Submitted by Jen Jones on Wed, 11/18/2009 - 12:30pm
In the last year, we've been witness to one record breaking bankruptcy petition after the next, from national retailers like Circuit City to automobile manufacturing icons like General Motors. However, in the last few months, fewer companies have failed thanks to the relative loosening of the credit markets and the somewhat more complex process of bond sales and distressed-debt exchanges.
A distressed-debt exchange occurs when bondholders trade, or exchange, current debt for debt that will come due down the road or for equity in the hopefully stronger company, provided the money from the bonds fuels enough positive change.
Okay, and what are bonds? Basically, a securitized loan.
Companies often issue bonds to raise money instead of going to banks for a loan. Basically, a bond is a debt instrument. The issuer (the company) agrees to pay back the holder (the entity loaning the money, like an investor) the principle with interest.
Bonds are often a better way for a company to secure capital because banks are often much too restrictive on how the company can use the borrowed funds. So for large public companies, bonds are often a better way to go when times are tight or some sort of company expansion is planned.
Since the beginning of 2009, companies have issued close to $123 billion in new bonds whereas in 2008, struggling companies issued closer to $48 billion in new bonds.
The money being raised has allowed a number of companies to avoid bankruptcy court. Although, many of those bonds are considered very low quality, or "junk" bonds, because the potential to become insolvent makes it a risky investment.

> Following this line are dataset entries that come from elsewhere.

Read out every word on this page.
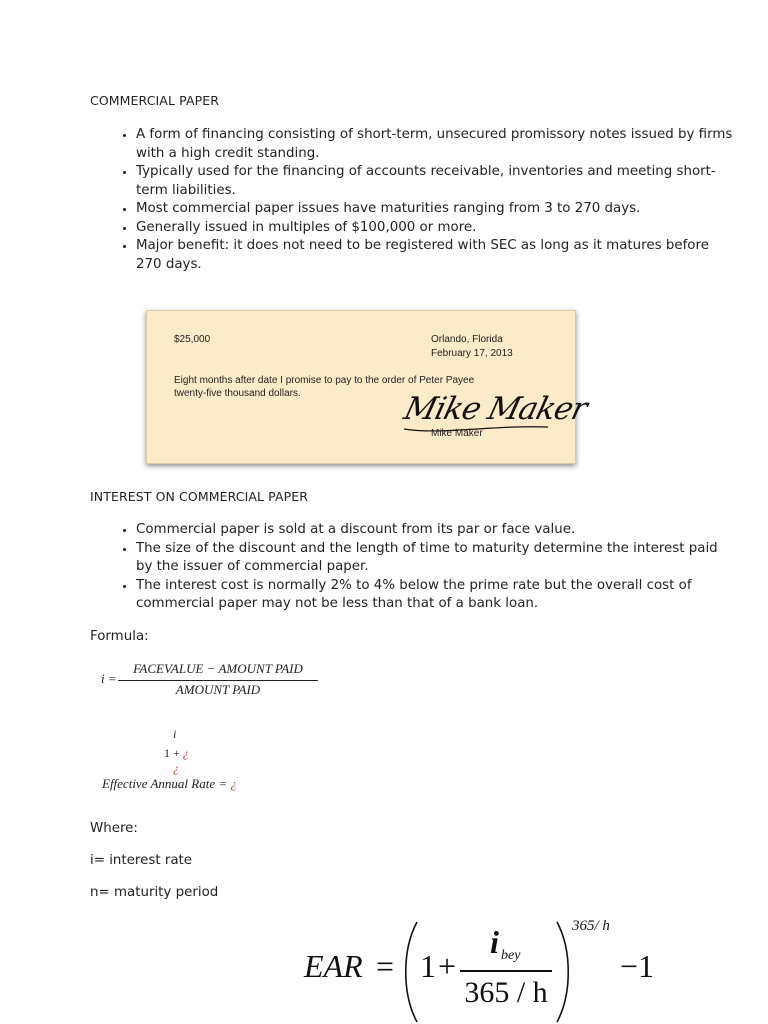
COMMERCIAL PAPER
• A form of financing consisting of short-term, unsecured promissory notes issued by firms with a high credit standing.
• Typically used for the financing of accounts receivable, inventories and meeting short-term liabilities.
• Most commercial paper issues have maturities ranging from 3 to 270 days.
• Generally issued in multiples of $100,000 or more.
• Major benefit: it does not need to be registered with SEC as long as it matures before 270 days.
$25,000	Orlando, Florida
February 17, 2013
Eight months after date I promise to pay to the order of Peter Payee
twenty-five thousand dollars.	Mike Maker
Mike Maker
INTEREST ON COMMERCIAL PAPER
• Commercial paper is sold at a discount from its par or face value.
• The size of the discount and the length of time to maturity determine the interest paid by the issuer of commercial paper.
• The interest cost is normally 2% to 4% below the prime rate but the overall cost of commercial paper may not be less than that of a bank loan.
Formula:
i =
FACEVALUE − AMOUNT PAID
AMOUNT PAID
i
1 + ¿
¿
Effective Annual Rate = ¿
Where:
i= interest rate
n= maturity period
EAR = 1 +
i bey
365 / h
365/ h
−1
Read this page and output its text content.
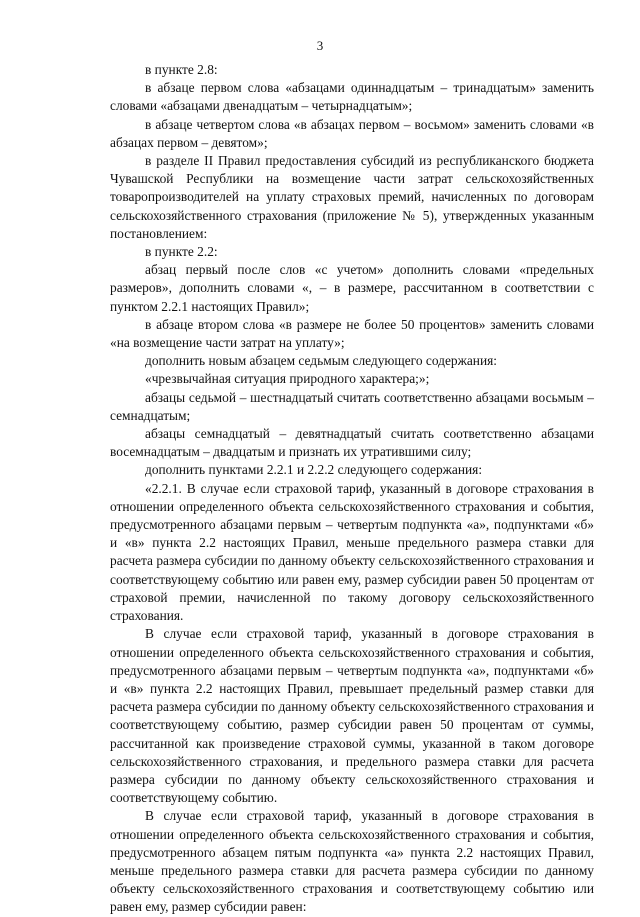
3

в пункте 2.8:

в абзаце первом слова «абзацами одиннадцатым – тринадцатым» заменить словами «абзацами двенадцатым – четырнадцатым»;

в абзаце четвертом слова «в абзацах первом – восьмом» заменить словами «в абзацах первом – девятом»;

в разделе II Правил предоставления субсидий из республиканского бюджета Чувашской Республики на возмещение части затрат сельскохозяйственных товаропроизводителей на уплату страховых премий, начисленных по договорам сельскохозяйственного страхования (приложение № 5), утвержденных указанным постановлением:

в пункте 2.2:

абзац первый после слов «с учетом» дополнить словами «предельных размеров», дополнить словами «, – в размере, рассчитанном в соответствии с пунктом 2.2.1 настоящих Правил»;

в абзаце втором слова «в размере не более 50 процентов» заменить словами «на возмещение части затрат на уплату»;

дополнить новым абзацем седьмым следующего содержания:

«чрезвычайная ситуация природного характера;»;

абзацы седьмой – шестнадцатый считать соответственно абзацами восьмым – семнадцатым;

абзацы семнадцатый – девятнадцатый считать соответственно абзацами восемнадцатым – двадцатым и признать их утратившими силу;

дополнить пунктами 2.2.1 и 2.2.2 следующего содержания:

«2.2.1. В случае если страховой тариф, указанный в договоре страхования в отношении определенного объекта сельскохозяйственного страхования и события, предусмотренного абзацами первым – четвертым подпункта «а», подпунктами «б» и «в» пункта 2.2 настоящих Правил, меньше предельного размера ставки для расчета размера субсидии по данному объекту сельскохозяйственного страхования и соответствующему событию или равен ему, размер субсидии равен 50 процентам от страховой премии, начисленной по такому договору сельскохозяйственного страхования.

В случае если страховой тариф, указанный в договоре страхования в отношении определенного объекта сельскохозяйственного страхования и события, предусмотренного абзацами первым – четвертым подпункта «а», подпунктами «б» и «в» пункта 2.2 настоящих Правил, превышает предельный размер ставки для расчета размера субсидии по данному объекту сельскохозяйственного страхования и соответствующему событию, размер субсидии равен 50 процентам от суммы, рассчитанной как произведение страховой суммы, указанной в таком договоре сельскохозяйственного страхования, и предельного размера ставки для расчета размера субсидии по данному объекту сельскохозяйственного страхования и соответствующему событию.

В случае если страховой тариф, указанный в договоре страхования в отношении определенного объекта сельскохозяйственного страхования и события, предусмотренного абзацем пятым подпункта «а» пункта 2.2 настоящих Правил, меньше предельного размера ставки для расчета размера субсидии по данному объекту сельскохозяйственного страхования и соответствующему событию или равен ему, размер субсидии равен:
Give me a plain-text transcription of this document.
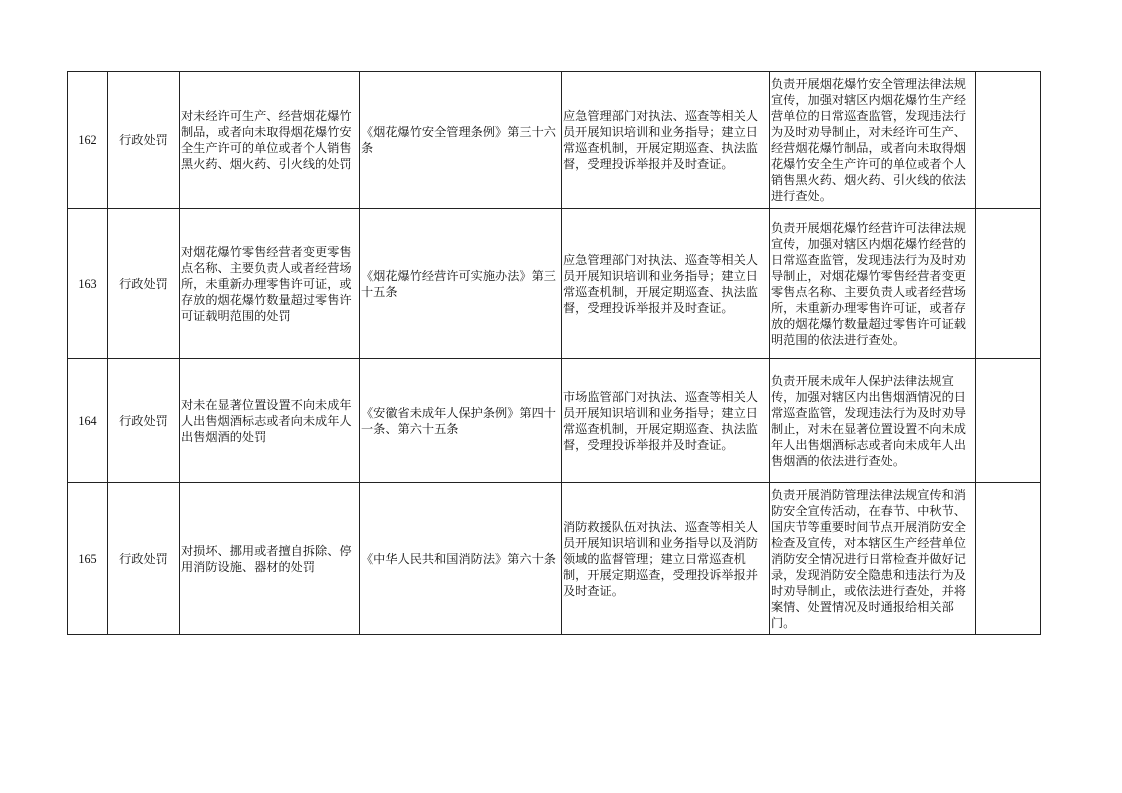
162	行政处罚	对未经许可生产、经营烟花爆竹制品，或者向未取得烟花爆竹安全生产许可的单位或者个人销售黑火药、烟火药、引火线的处罚	《烟花爆竹安全管理条例》第三十六条	应急管理部门对执法、巡查等相关人员开展知识培训和业务指导；建立日常巡查机制，开展定期巡查、执法监督，受理投诉举报并及时查证。	负责开展烟花爆竹安全管理法律法规宣传，加强对辖区内烟花爆竹生产经营单位的日常巡查监管，发现违法行为及时劝导制止，对未经许可生产、经营烟花爆竹制品，或者向未取得烟花爆竹安全生产许可的单位或者个人销售黑火药、烟火药、引火线的依法进行查处。	
163	行政处罚	对烟花爆竹零售经营者变更零售点名称、主要负责人或者经营场所，未重新办理零售许可证，或存放的烟花爆竹数量超过零售许可证载明范围的处罚	《烟花爆竹经营许可实施办法》第三十五条	应急管理部门对执法、巡查等相关人员开展知识培训和业务指导；建立日常巡查机制，开展定期巡查、执法监督，受理投诉举报并及时查证。	负责开展烟花爆竹经营许可法律法规宣传，加强对辖区内烟花爆竹经营的日常巡查监管，发现违法行为及时劝导制止，对烟花爆竹零售经营者变更零售点名称、主要负责人或者经营场所，未重新办理零售许可证，或者存放的烟花爆竹数量超过零售许可证载明范围的依法进行查处。	
164	行政处罚	对未在显著位置设置不向未成年人出售烟酒标志或者向未成年人出售烟酒的处罚	《安徽省未成年人保护条例》第四十一条、第六十五条	市场监管部门对执法、巡查等相关人员开展知识培训和业务指导；建立日常巡查机制，开展定期巡查、执法监督，受理投诉举报并及时查证。	负责开展未成年人保护法律法规宣传，加强对辖区内出售烟酒情况的日常巡查监管，发现违法行为及时劝导制止，对未在显著位置设置不向未成年人出售烟酒标志或者向未成年人出售烟酒的依法进行查处。	
165	行政处罚	对损坏、挪用或者擅自拆除、停用消防设施、器材的处罚	《中华人民共和国消防法》第六十条	消防救援队伍对执法、巡查等相关人员开展知识培训和业务指导以及消防领域的监督管理；建立日常巡查机制，开展定期巡查，受理投诉举报并及时查证。	负责开展消防管理法律法规宣传和消防安全宣传活动，在春节、中秋节、国庆节等重要时间节点开展消防安全检查及宣传，对本辖区生产经营单位消防安全情况进行日常检查并做好记录，发现消防安全隐患和违法行为及时劝导制止，或依法进行查处，并将案情、处置情况及时通报给相关部门。	
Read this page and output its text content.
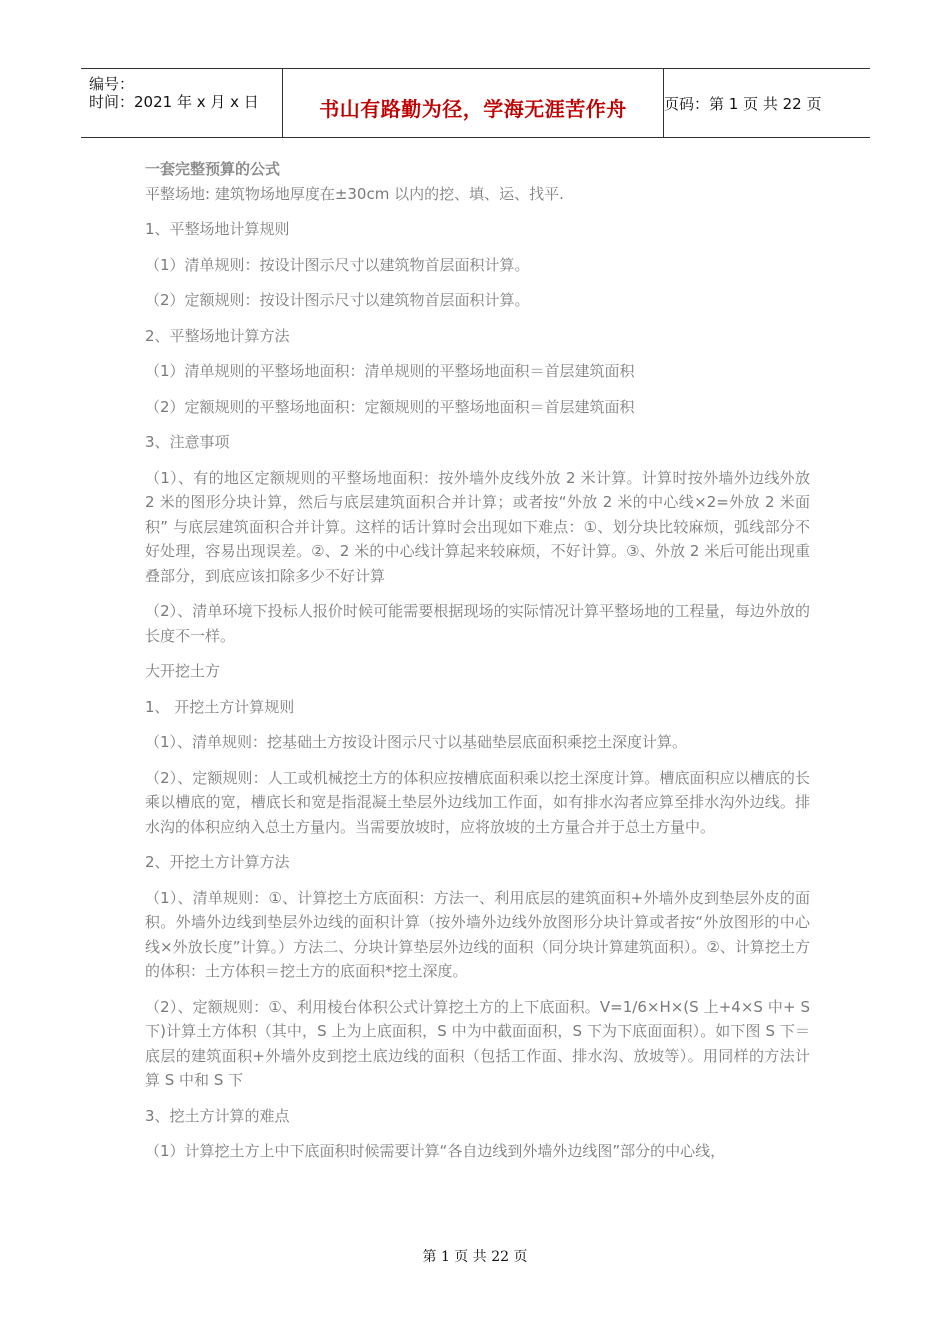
编号：
时间：2021 年 x 月 x 日	书山有路勤为径，学海无涯苦作舟	页码：第 1 页 共 22 页

一套完整预算的公式

平整场地: 建筑物场地厚度在±30cm 以内的挖、填、运、找平.

1、平整场地计算规则

（1）清单规则：按设计图示尺寸以建筑物首层面积计算。

（2）定额规则：按设计图示尺寸以建筑物首层面积计算。

2、平整场地计算方法

（1）清单规则的平整场地面积：清单规则的平整场地面积＝首层建筑面积

（2）定额规则的平整场地面积：定额规则的平整场地面积＝首层建筑面积

3、注意事项

（1）、有的地区定额规则的平整场地面积：按外墙外皮线外放 2 米计算。计算时按外墙外边线外放 2 米的图形分块计算，然后与底层建筑面积合并计算；或者按“外放 2 米的中心线×2=外放 2 米面积” 与底层建筑面积合并计算。这样的话计算时会出现如下难点：①、划分块比较麻烦，弧线部分不好处理，容易出现误差。②、2 米的中心线计算起来较麻烦，不好计算。③、外放 2 米后可能出现重叠部分，到底应该扣除多少不好计算

（2）、清单环境下投标人报价时候可能需要根据现场的实际情况计算平整场地的工程量，每边外放的长度不一样。

大开挖土方

1、 开挖土方计算规则

（1）、清单规则：挖基础土方按设计图示尺寸以基础垫层底面积乘挖土深度计算。

（2）、定额规则：人工或机械挖土方的体积应按槽底面积乘以挖土深度计算。槽底面积应以槽底的长乘以槽底的宽，槽底长和宽是指混凝土垫层外边线加工作面，如有排水沟者应算至排水沟外边线。排水沟的体积应纳入总土方量内。当需要放坡时，应将放坡的土方量合并于总土方量中。

2、开挖土方计算方法

（1）、清单规则：①、计算挖土方底面积：方法一、利用底层的建筑面积+外墙外皮到垫层外皮的面积。外墙外边线到垫层外边线的面积计算（按外墙外边线外放图形分块计算或者按“外放图形的中心线×外放长度”计算。）方法二、分块计算垫层外边线的面积（同分块计算建筑面积）。②、计算挖土方的体积：土方体积＝挖土方的底面积*挖土深度。

（2）、定额规则：①、利用棱台体积公式计算挖土方的上下底面积。V=1/6×H×(S 上+4×S 中+ S 下)计算土方体积（其中，S 上为上底面积，S 中为中截面面积，S 下为下底面面积）。如下图 S 下＝底层的建筑面积+外墙外皮到挖土底边线的面积（包括工作面、排水沟、放坡等）。用同样的方法计算 S 中和 S 下

3、挖土方计算的难点

（1）计算挖土方上中下底面积时候需要计算“各自边线到外墙外边线图”部分的中心线，

第 1 页 共 22 页
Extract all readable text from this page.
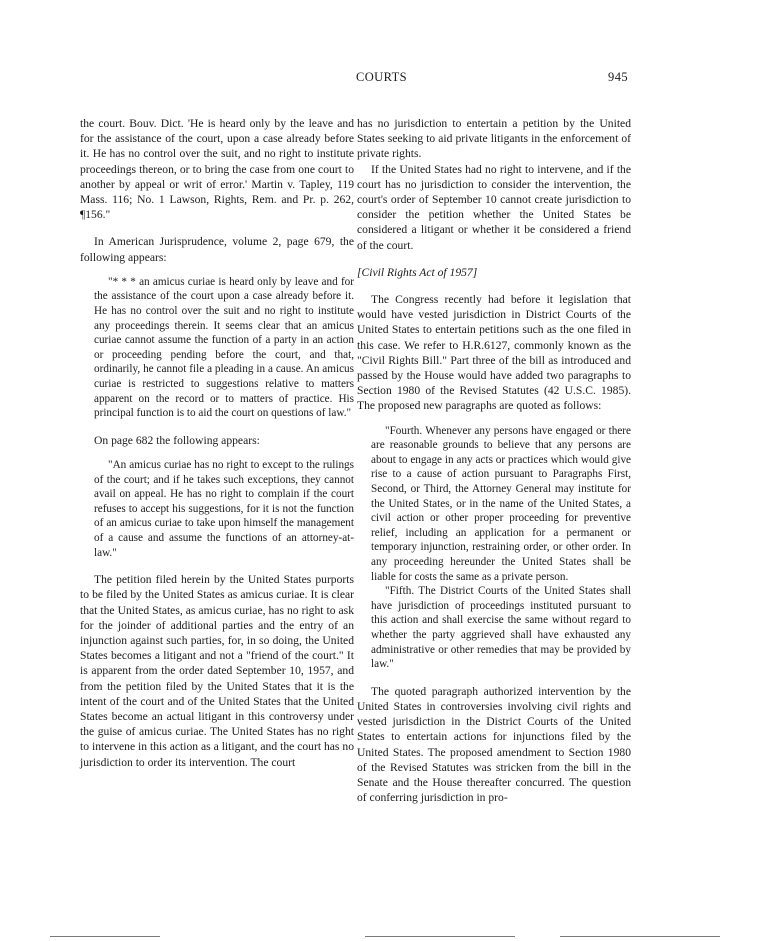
COURTS	945

the court. Bouv. Dict. 'He is heard only by the leave and for the assistance of the court, upon a case already before it. He has no control over the suit, and no right to institute proceedings thereon, or to bring the case from one court to another by appeal or writ of error.' Martin v. Tapley, 119 Mass. 116; No. 1 Lawson, Rights, Rem. and Pr. p. 262, ¶156."

In American Jurisprudence, volume 2, page 679, the following appears:

"* * * an amicus curiae is heard only by leave and for the assistance of the court upon a case already before it. He has no control over the suit and no right to institute any proceedings therein. It seems clear that an amicus curiae cannot assume the function of a party in an action or proceeding pending before the court, and that, ordinarily, he cannot file a pleading in a cause. An amicus curiae is restricted to suggestions relative to matters apparent on the record or to matters of practice. His principal function is to aid the court on questions of law."

On page 682 the following appears:

"An amicus curiae has no right to except to the rulings of the court; and if he takes such exceptions, they cannot avail on appeal. He has no right to complain if the court refuses to accept his suggestions, for it is not the function of an amicus curiae to take upon himself the management of a cause and assume the functions of an attorney-at-law."

The petition filed herein by the United States purports to be filed by the United States as amicus curiae. It is clear that the United States, as amicus curiae, has no right to ask for the joinder of additional parties and the entry of an injunction against such parties, for, in so doing, the United States becomes a litigant and not a "friend of the court." It is apparent from the order dated September 10, 1957, and from the petition filed by the United States that it is the intent of the court and of the United States that the United States become an actual litigant in this controversy under the guise of amicus curiae. The United States has no right to intervene in this action as a litigant, and the court has no jurisdiction to order its intervention. The court

has no jurisdiction to entertain a petition by the United States seeking to aid private litigants in the enforcement of private rights.

If the United States had no right to intervene, and if the court has no jurisdiction to consider the intervention, the court's order of September 10 cannot create jurisdiction to consider the petition whether the United States be considered a litigant or whether it be considered a friend of the court.

[Civil Rights Act of 1957]

The Congress recently had before it legislation that would have vested jurisdiction in District Courts of the United States to entertain petitions such as the one filed in this case. We refer to H.R.6127, commonly known as the "Civil Rights Bill." Part three of the bill as introduced and passed by the House would have added two paragraphs to Section 1980 of the Revised Statutes (42 U.S.C. 1985). The proposed new paragraphs are quoted as follows:

"Fourth. Whenever any persons have engaged or there are reasonable grounds to believe that any persons are about to engage in any acts or practices which would give rise to a cause of action pursuant to Paragraphs First, Second, or Third, the Attorney General may institute for the United States, or in the name of the United States, a civil action or other proper proceeding for preventive relief, including an application for a permanent or temporary injunction, restraining order, or other order. In any proceeding hereunder the United States shall be liable for costs the same as a private person.

"Fifth. The District Courts of the United States shall have jurisdiction of proceedings instituted pursuant to this action and shall exercise the same without regard to whether the party aggrieved shall have exhausted any administrative or other remedies that may be provided by law."

The quoted paragraph authorized intervention by the United States in controversies involving civil rights and vested jurisdiction in the District Courts of the United States to entertain actions for injunctions filed by the United States. The proposed amendment to Section 1980 of the Revised Statutes was stricken from the bill in the Senate and the House thereafter concurred. The question of conferring jurisdiction in pro-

There are positives to take away from the large amount of money being raised, and that's the idea the investors see value in the markets and are not nearly as pessimistic as months past.
Detractors of the growth in bond issuance believe that many companies are merely delaying the inevitable and that when the bonds come due, issuers will not be able to pay them. In the next five years, it is estimated that almost $1.4 trillion in bonds will be called due.
Additionally, the majority of the money being raised will be used to refinance existing loans. Typically, bonds are issued to fund expansion efforts, which is what has ignited glimmers of optimism along Wall Street.
An executive for Barclays was able to find some good news in the recent wave of fundraising, remarking that companies are able to avoid "bankruptcies that would have otherwise occurred in the next year."
Helping the bond market, not that it should surprise many, is the United States government. By keeping interest rates so low, investors are seeking returns on riskier bets, such as junk bonds, instead of more traditional investment vehicles. Bonds are considered a high-yield investment.
A good example of the power of bond sales today is Blockbuster, the movie rental chain and stalwart on every money-saver's "how-to-have-fun-without-going-out" list. Last spring, the nation's most prominent movie rental chain was on the verge of having to close the set but by last month, had raised enough by issuing bonds to drastically cut what it owed to banks, raising double what it set out to secure. Let the show go on.
The ability of many of these companies to pay their bonds rests on the potential increase in consumer spending and the general growth of the economy. Will the holiday spending periods do enough to keep things moving in the right direction? Right now, the jury is still out.
But at least corporate bankruptcies are down.